Avec l’apparition des armes antichars soviétiques tels que les PTRD et les PTRS de 14,5 mm qui étaient faciles à dissimulées et très efficaces contre les flancs et l’arrière des panzers même les panthers, la nécessité d’accroître le blindage latérale fut mis en avant. L’apparition des Schürtzen allait donner une bien meilleure protection contre les tirs ennemis, et pas seulement contre les obus à charges creuses comme il est trop souvent dit et à tort. Ces plaques additionnelles étaient habituellement de 8mm d’épaisseur et séparées les unes des autres pour pouvoir être remplacées plus facilement lorsqu’elles étaient endommagées ou perdues. La fixation était faite grâce des rails équipés de piques accrochés sur le char, sur lesquelles se fixaient les œilletons soudés au dos des schürzen. Parfois les schürzen étaient faites de grillage métallique mais la préférence resta pour les plaques pleines. Ce procédé fut essentiellement retrouvé sur les Panzers III ; IV ; Stug III ; IV ainsi que sur les panthers et les tigres I et II .

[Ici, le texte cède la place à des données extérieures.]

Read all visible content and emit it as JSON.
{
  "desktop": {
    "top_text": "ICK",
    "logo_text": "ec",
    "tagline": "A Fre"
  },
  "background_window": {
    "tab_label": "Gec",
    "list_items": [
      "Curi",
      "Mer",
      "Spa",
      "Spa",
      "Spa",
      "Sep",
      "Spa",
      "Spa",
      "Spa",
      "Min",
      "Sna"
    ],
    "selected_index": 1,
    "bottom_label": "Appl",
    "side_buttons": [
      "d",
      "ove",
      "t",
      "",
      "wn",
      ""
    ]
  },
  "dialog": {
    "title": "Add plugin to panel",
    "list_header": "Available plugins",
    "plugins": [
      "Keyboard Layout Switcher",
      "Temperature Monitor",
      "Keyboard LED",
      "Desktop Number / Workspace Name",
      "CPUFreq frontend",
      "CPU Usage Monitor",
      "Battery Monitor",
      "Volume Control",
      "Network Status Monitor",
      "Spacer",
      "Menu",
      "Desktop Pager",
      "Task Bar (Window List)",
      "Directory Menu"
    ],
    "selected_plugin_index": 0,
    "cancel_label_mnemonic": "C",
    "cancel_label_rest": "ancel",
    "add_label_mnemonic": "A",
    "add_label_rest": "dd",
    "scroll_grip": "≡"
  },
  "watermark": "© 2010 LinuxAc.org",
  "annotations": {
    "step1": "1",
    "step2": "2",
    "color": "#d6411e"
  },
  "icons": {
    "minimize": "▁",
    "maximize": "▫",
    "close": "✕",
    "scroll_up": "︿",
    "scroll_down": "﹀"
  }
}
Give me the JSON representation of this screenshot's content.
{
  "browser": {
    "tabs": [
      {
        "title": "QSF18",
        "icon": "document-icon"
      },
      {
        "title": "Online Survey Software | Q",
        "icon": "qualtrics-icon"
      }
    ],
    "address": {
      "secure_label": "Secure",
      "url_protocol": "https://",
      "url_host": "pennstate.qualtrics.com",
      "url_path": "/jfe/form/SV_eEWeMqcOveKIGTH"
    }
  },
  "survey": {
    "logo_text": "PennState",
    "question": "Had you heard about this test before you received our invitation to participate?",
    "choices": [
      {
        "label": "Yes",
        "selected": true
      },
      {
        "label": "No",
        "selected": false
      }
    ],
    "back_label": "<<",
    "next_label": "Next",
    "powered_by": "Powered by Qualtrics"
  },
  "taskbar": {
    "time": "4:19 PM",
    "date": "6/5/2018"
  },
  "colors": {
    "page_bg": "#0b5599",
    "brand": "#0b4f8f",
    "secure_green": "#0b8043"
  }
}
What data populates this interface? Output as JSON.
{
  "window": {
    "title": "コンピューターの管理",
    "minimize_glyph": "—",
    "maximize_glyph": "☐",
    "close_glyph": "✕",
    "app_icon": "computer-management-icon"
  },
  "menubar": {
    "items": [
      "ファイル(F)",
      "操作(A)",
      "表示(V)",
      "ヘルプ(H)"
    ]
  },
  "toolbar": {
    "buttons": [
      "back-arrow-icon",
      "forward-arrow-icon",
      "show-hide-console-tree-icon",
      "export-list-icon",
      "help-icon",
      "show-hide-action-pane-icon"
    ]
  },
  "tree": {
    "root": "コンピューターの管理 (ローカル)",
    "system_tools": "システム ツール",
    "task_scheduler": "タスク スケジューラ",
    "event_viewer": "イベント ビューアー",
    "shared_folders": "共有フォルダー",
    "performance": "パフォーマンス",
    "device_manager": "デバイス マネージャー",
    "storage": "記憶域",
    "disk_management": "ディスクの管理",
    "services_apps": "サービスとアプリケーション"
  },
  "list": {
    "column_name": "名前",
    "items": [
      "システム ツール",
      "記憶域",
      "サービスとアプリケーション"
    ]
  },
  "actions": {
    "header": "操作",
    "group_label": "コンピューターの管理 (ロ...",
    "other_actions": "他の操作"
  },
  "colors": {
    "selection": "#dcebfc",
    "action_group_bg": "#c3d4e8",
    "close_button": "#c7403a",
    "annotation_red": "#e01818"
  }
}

Les fusils AT russes continuaient d'être efficaces contre les flancs des panzers IV et même des panthers, c'est de face où le blindage de ceux ci rendait ces armes obsolètes. Les dommages causés aux panthers durant l'offensive sur Kursk par ce type d'arme en témoigne.

Nodh1

Citation :
Ces plaques additionnelles étaient habituellement de 8mm d’épaisseur et séparées les unes des autres pour pouvoir être remplacées plus facilement lorsqu’elles étaient endommagées ou perdues.

Qu'en était-il pour les performances de l'engin ?

Tiens bonne question je ne me la suis jamais posée, étant donné que les bouquins n'en font pas mention je pense que l'ajout de poids ne devait pas être assez excessif que pour réduire notablement les performances de celui ci. Je pense surtout aux panthers où les plaques de petites tailles ne devait pas poser de problème, mais il est vrai que sur le panzerIII ou IV ca devait faire son poids. Note que pour le zimmerit par exemple cela augmentait le poids de l'engin de presque 200 kilos sans poser de probleme, je pense qu'il en était plus ou moins le même pour les schürzen.
c'est evident que ca affectait et la vitesse et la consommation en carburant

hassel

je pensais que la difference entre le Tigre II porsche et Tigre II Henschel se situait au niveau de la tourelle et plus précisement du masque du canon.
Tout à fait, c'est à ça que l'on fait aisément la distinction, d'où l'amalagame parce que Krupp avait du adapter une tourelle pour le chassis Henschel et une pour le chassis Porsche.